Structural comparison of the LILRB2/HLA-G and LILRB1/HLA-A2 complexes. (A) The LILRB2/HLA-G complex is superimposed onto the LILRB1/HLA-A2 complex around the MHCI regions. The molecular surface of HLA-G is shown. Cyan, HLA-G heavy chain; green, β₂m; red, LILRB2; yellow, LILRB1. The D1 domain of LILRB2 has more binding interface on the α3 domain (site 2). The different interactions are observed in D2–β₂m interfaces (site 1). (B) This complex image is produced by rotating the image in A around the horizontal axis ≈90°. (C and E) The buried surface areas of LILRB2/HLA-G (C) and LILRB1/HLA-A2 (E).

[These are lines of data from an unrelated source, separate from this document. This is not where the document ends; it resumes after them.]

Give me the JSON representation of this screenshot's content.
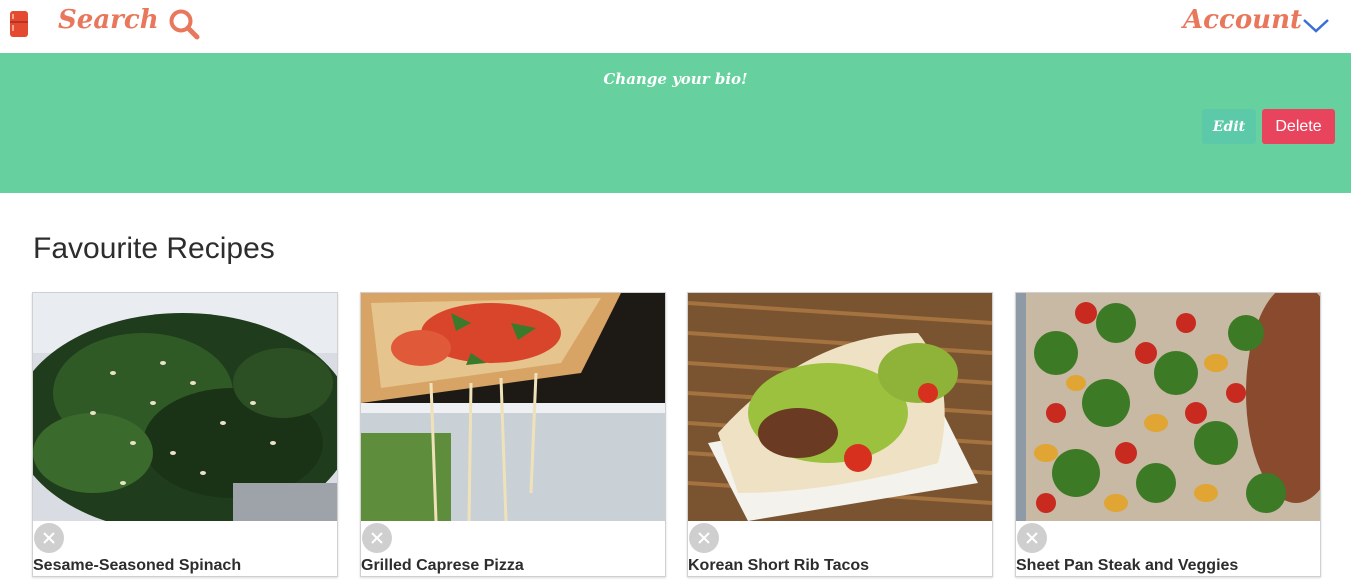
{
  "nav": {
    "logo_icon": "fridge-icon",
    "search_label": "Search",
    "search_icon": "search-icon",
    "account_label": "Account",
    "account_icon": "chevron-down-icon",
    "accent_color": "#e8775b"
  },
  "banner": {
    "bio_text": "Change your bio!",
    "edit_label": "Edit",
    "delete_label": "Delete",
    "background_color": "#66d19e",
    "delete_color": "#e9445e"
  },
  "favourites": {
    "title": "Favourite Recipes",
    "recipes": [
      {
        "title": "Sesame-Seasoned Spinach",
        "remove_icon": "close-icon"
      },
      {
        "title": "Grilled Caprese Pizza",
        "remove_icon": "close-icon"
      },
      {
        "title": "Korean Short Rib Tacos",
        "remove_icon": "close-icon"
      },
      {
        "title": "Sheet Pan Steak and Veggies",
        "remove_icon": "close-icon"
      }
    ]
  }
}
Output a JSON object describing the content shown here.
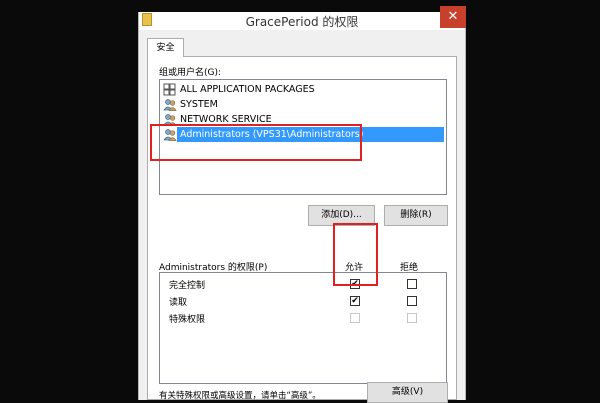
{
  "window": {
    "title": "GracePeriod 的权限",
    "close_glyph": "✕"
  },
  "tab": {
    "label": "安全"
  },
  "groups": {
    "label": "组或用户名(G):",
    "items": [
      {
        "name": "ALL APPLICATION PACKAGES",
        "icon": "package-group-icon",
        "selected": false
      },
      {
        "name": "SYSTEM",
        "icon": "users-icon",
        "selected": false
      },
      {
        "name": "NETWORK SERVICE",
        "icon": "users-icon",
        "selected": false
      },
      {
        "name": "Administrators (VPS31\\Administrators)",
        "icon": "users-icon",
        "selected": true
      }
    ]
  },
  "buttons": {
    "add": "添加(D)...",
    "remove": "删除(R)",
    "advanced": "高级(V)"
  },
  "permissions": {
    "label": "Administrators 的权限(P)",
    "allow_header": "允许",
    "deny_header": "拒绝",
    "rows": [
      {
        "name": "完全控制",
        "allow": true,
        "deny": false,
        "enabled": true
      },
      {
        "name": "读取",
        "allow": true,
        "deny": false,
        "enabled": true
      },
      {
        "name": "特殊权限",
        "allow": false,
        "deny": false,
        "enabled": false
      }
    ]
  },
  "footer": {
    "text": "有关特殊权限或高级设置，请单击“高级”。"
  },
  "colors": {
    "selection": "#3399ff",
    "highlight": "#e0211f",
    "close": "#c7402c"
  }
}
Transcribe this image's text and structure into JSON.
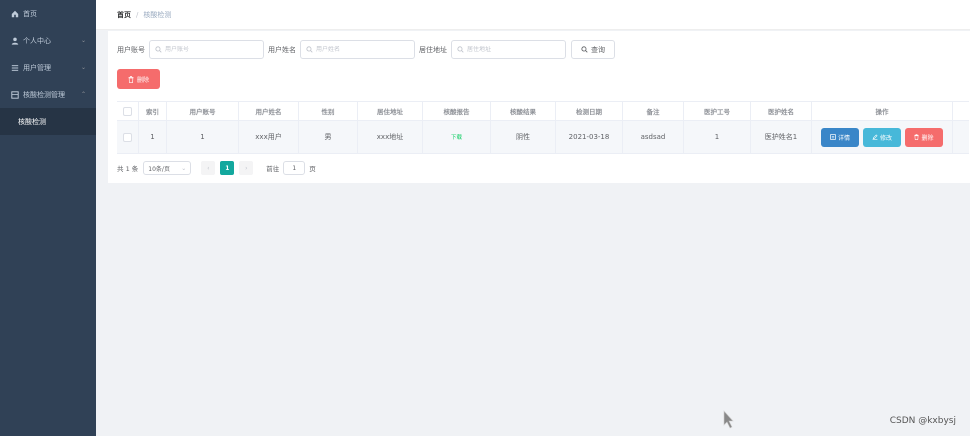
{
  "sidebar": {
    "items": [
      {
        "icon": "home-icon",
        "label": "首页"
      },
      {
        "icon": "user-icon",
        "label": "个人中心",
        "arrow": "chevron-down-icon"
      },
      {
        "icon": "list-icon",
        "label": "用户管理",
        "arrow": "chevron-down-icon"
      },
      {
        "icon": "grid-icon",
        "label": "核酸检测管理",
        "arrow": "chevron-up-icon"
      }
    ],
    "submenu": [
      {
        "label": "核酸检测"
      }
    ]
  },
  "breadcrumb": {
    "home": "首页",
    "separator": "/",
    "current": "核酸检测"
  },
  "search": {
    "account_label": "用户账号",
    "account_placeholder": "用户账号",
    "name_label": "用户姓名",
    "name_placeholder": "用户姓名",
    "address_label": "居住地址",
    "address_placeholder": "居住地址",
    "query_label": "查询"
  },
  "toolbar": {
    "delete_label": "删除"
  },
  "table": {
    "headers": [
      "索引",
      "用户账号",
      "用户姓名",
      "性别",
      "居住地址",
      "核酸报告",
      "核酸结果",
      "检测日期",
      "备注",
      "医护工号",
      "医护姓名",
      "操作"
    ],
    "rows": [
      {
        "index": "1",
        "account": "1",
        "name": "xxx用户",
        "gender": "男",
        "address": "xxx地址",
        "report": "下载",
        "result": "阴性",
        "date": "2021-03-18",
        "remark": "asdsad",
        "staff_id": "1",
        "staff_name": "医护姓名1",
        "actions": {
          "detail": "详情",
          "edit": "修改",
          "delete": "删除"
        }
      }
    ]
  },
  "pagination": {
    "total": "共 1 条",
    "page_size": "10条/页",
    "current_page": "1",
    "goto_prefix": "前往",
    "goto_value": "1",
    "goto_suffix": "页"
  },
  "watermark": "CSDN @kxbysj",
  "colors": {
    "sidebar_bg": "#304156",
    "danger": "#f56c6c",
    "primary": "#3a86c8",
    "info": "#47b8d9",
    "page_active": "#13a89e",
    "success_text": "#13ce66"
  }
}
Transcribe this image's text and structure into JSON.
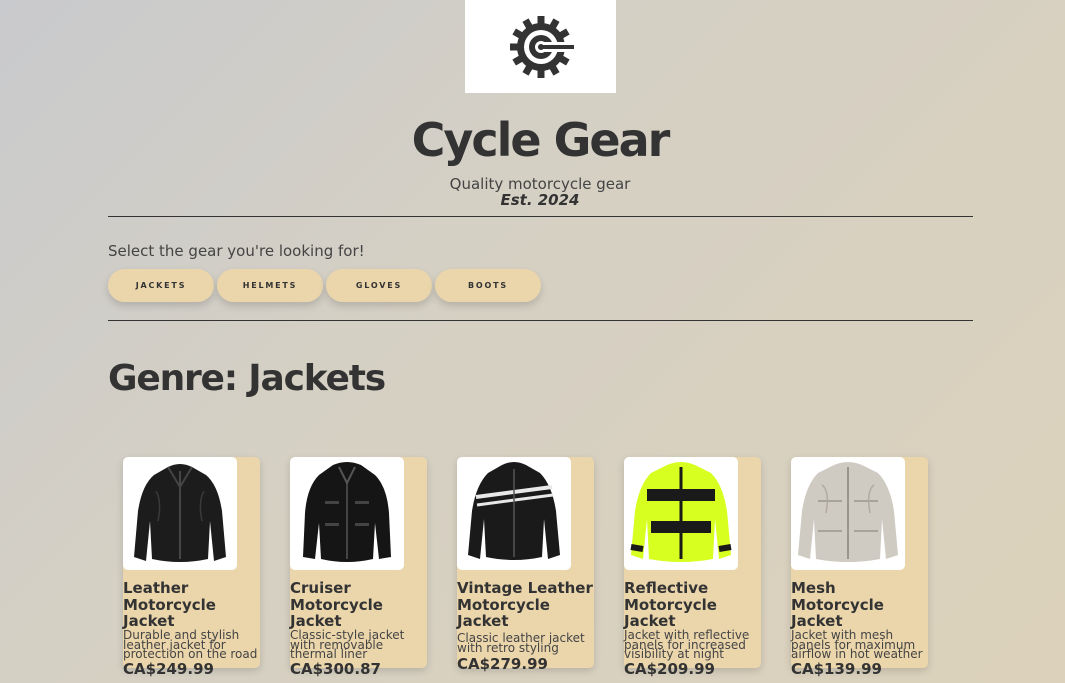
{
  "header": {
    "logo_icon": "gear-c-logo-icon",
    "title": "Cycle Gear",
    "tagline": "Quality motorcycle gear",
    "established": "Est. 2024"
  },
  "gear_selector": {
    "prompt": "Select the gear you're looking for!",
    "tabs": [
      {
        "label": "JACKETS"
      },
      {
        "label": "HELMETS"
      },
      {
        "label": "GLOVES"
      },
      {
        "label": "BOOTS"
      }
    ]
  },
  "genre": {
    "heading": "Genre: Jackets"
  },
  "products": [
    {
      "name": "Leather Motorcycle Jacket",
      "description": "Durable and stylish leather jacket for protection on the road",
      "price": "CA$249.99",
      "image_icon": "black-leather-jacket-icon"
    },
    {
      "name": "Cruiser Motorcycle Jacket",
      "description": "Classic-style jacket with removable thermal liner",
      "price": "CA$300.87",
      "image_icon": "black-cruiser-jacket-icon"
    },
    {
      "name": "Vintage Leather Motorcycle Jacket",
      "description": "Classic leather jacket with retro styling",
      "price": "CA$279.99",
      "image_icon": "striped-vintage-jacket-icon"
    },
    {
      "name": "Reflective Motorcycle Jacket",
      "description": "Jacket with reflective panels for increased visibility at night",
      "price": "CA$209.99",
      "image_icon": "hi-vis-jacket-icon"
    },
    {
      "name": "Mesh Motorcycle Jacket",
      "description": "Jacket with mesh panels for maximum airflow in hot weather",
      "price": "CA$139.99",
      "image_icon": "grey-mesh-jacket-icon"
    }
  ],
  "colors": {
    "accent": "#ebd6ac",
    "text": "#333333"
  }
}
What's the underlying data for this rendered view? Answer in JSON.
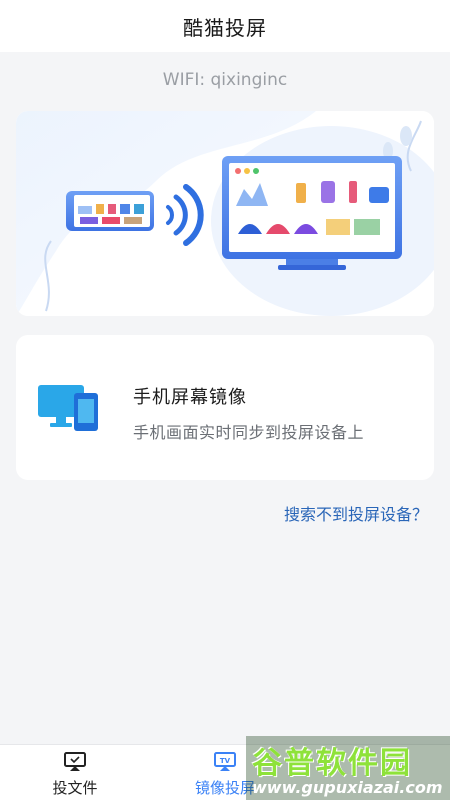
{
  "header": {
    "title": "酷猫投屏"
  },
  "wifi": {
    "text": "WIFI: qixinginc"
  },
  "mirror_card": {
    "title": "手机屏幕镜像",
    "subtitle": "手机画面实时同步到投屏设备上"
  },
  "help_link": "搜索不到投屏设备？",
  "tabs": [
    {
      "label": "投文件",
      "icon": "cast-file-icon",
      "active": false
    },
    {
      "label": "镜像投屏",
      "icon": "tv-mirror-icon",
      "active": true
    }
  ],
  "watermark": {
    "big": "谷普软件园",
    "small": "www.gupuxiazai.com"
  },
  "colors": {
    "accent": "#3b82f6",
    "link": "#2a66b8",
    "background": "#f4f5f7"
  }
}
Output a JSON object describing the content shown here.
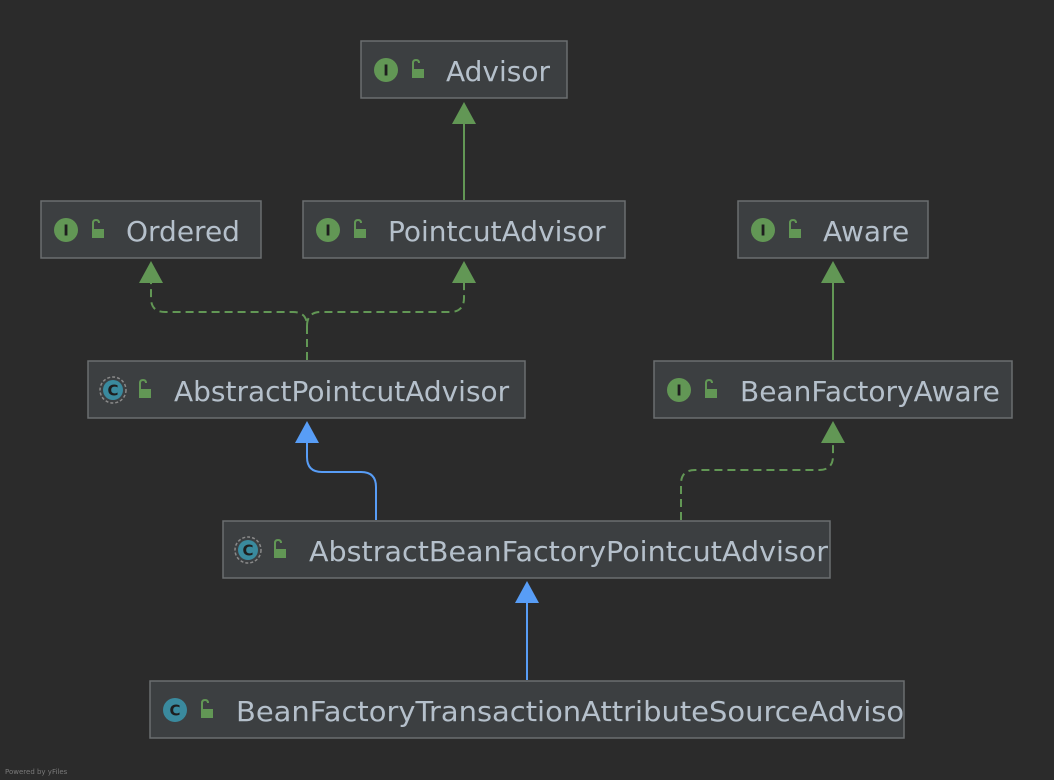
{
  "diagram": {
    "nodes": [
      {
        "id": "advisor",
        "label": "Advisor",
        "kind": "I"
      },
      {
        "id": "ordered",
        "label": "Ordered",
        "kind": "I"
      },
      {
        "id": "pointcut-advisor",
        "label": "PointcutAdvisor",
        "kind": "I"
      },
      {
        "id": "aware",
        "label": "Aware",
        "kind": "I"
      },
      {
        "id": "abstract-pointcut-advisor",
        "label": "AbstractPointcutAdvisor",
        "kind": "C"
      },
      {
        "id": "bean-factory-aware",
        "label": "BeanFactoryAware",
        "kind": "I"
      },
      {
        "id": "abstract-bean-factory-pointcut-advisor",
        "label": "AbstractBeanFactoryPointcutAdvisor",
        "kind": "C"
      },
      {
        "id": "bean-factory-transaction-attribute-source-advisor",
        "label": "BeanFactoryTransactionAttributeSourceAdvisor",
        "kind": "C"
      }
    ],
    "edges": [
      {
        "from": "pointcut-advisor",
        "to": "advisor",
        "relation": "extends"
      },
      {
        "from": "abstract-pointcut-advisor",
        "to": "ordered",
        "relation": "implements"
      },
      {
        "from": "abstract-pointcut-advisor",
        "to": "pointcut-advisor",
        "relation": "implements"
      },
      {
        "from": "bean-factory-aware",
        "to": "aware",
        "relation": "extends"
      },
      {
        "from": "abstract-bean-factory-pointcut-advisor",
        "to": "abstract-pointcut-advisor",
        "relation": "extends"
      },
      {
        "from": "abstract-bean-factory-pointcut-advisor",
        "to": "bean-factory-aware",
        "relation": "implements"
      },
      {
        "from": "bean-factory-transaction-attribute-source-advisor",
        "to": "abstract-bean-factory-pointcut-advisor",
        "relation": "extends"
      }
    ],
    "interface_marker": "I",
    "class_marker": "C",
    "watermark": "Powered by yFiles"
  }
}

The buried surface areas were calculated by using the program SURFACE (CCP4 suite) with a 1.4-Å probe radius. Cyan, HLA heavy chain; green, β₂m; red, LILRB1 or LILRB2. The buried surfaces are shown in yellow. (D and F) NMR analysis of LILRB2–HLA-Cw7 and LILRB1–HLA-Cw7 interactions. The model orientation is similar to that of C and E. Mapping of amino acids whose ¹H-¹⁵N heteronuclear sequential quantum correlation peaks were perturbed upon complex formation is shown (orange, >0.09 ppm chemical shift changed; magenta, >50% intensity reduced; red, disappeared; green, <0.09 ppm chemical shift changed; white, unassigned). (D) Interaction of conformed (heavy chain/peptide/β₂m) (Left) and free (Right) forms of β₂m with LILRB2. (F) The same binding analysis as in D with LILRB1.

Fig. 3.

LILR binding interfaces (site 2) of the α3 domain of the LILRB2/HLA-G and LILRB1/HLA-A2 complexes. (A and C) LILRB2/HLA-G complex. (B and D) LILRB1/HLA-A2 complex. Cyan, HLA-G heavy chain; light blue, HLA-A2 heavy chain; green and light green, β₂m; magenta, LILRB2; yellow, LILRB1. (A and B) The binding interface around the 195–197 loop of HLA-G. (C and D) The binding interface around the cleft between the first 3₁₀ helix and the C strand of LILRBs.

Fig. 4.

SPR analyses. Binding of LILRB2 (Left) and LILRB1 (Right) to HLA-G heterotrimer (red lines) and β₂m-free HLA-G heavy chain (green lines). Heterotrimers and β₂m-free forms of MHCIs were immobilized on the sensor chip at ≈2,000 response units (RU). Black lines show the responses to the control protein (BSA).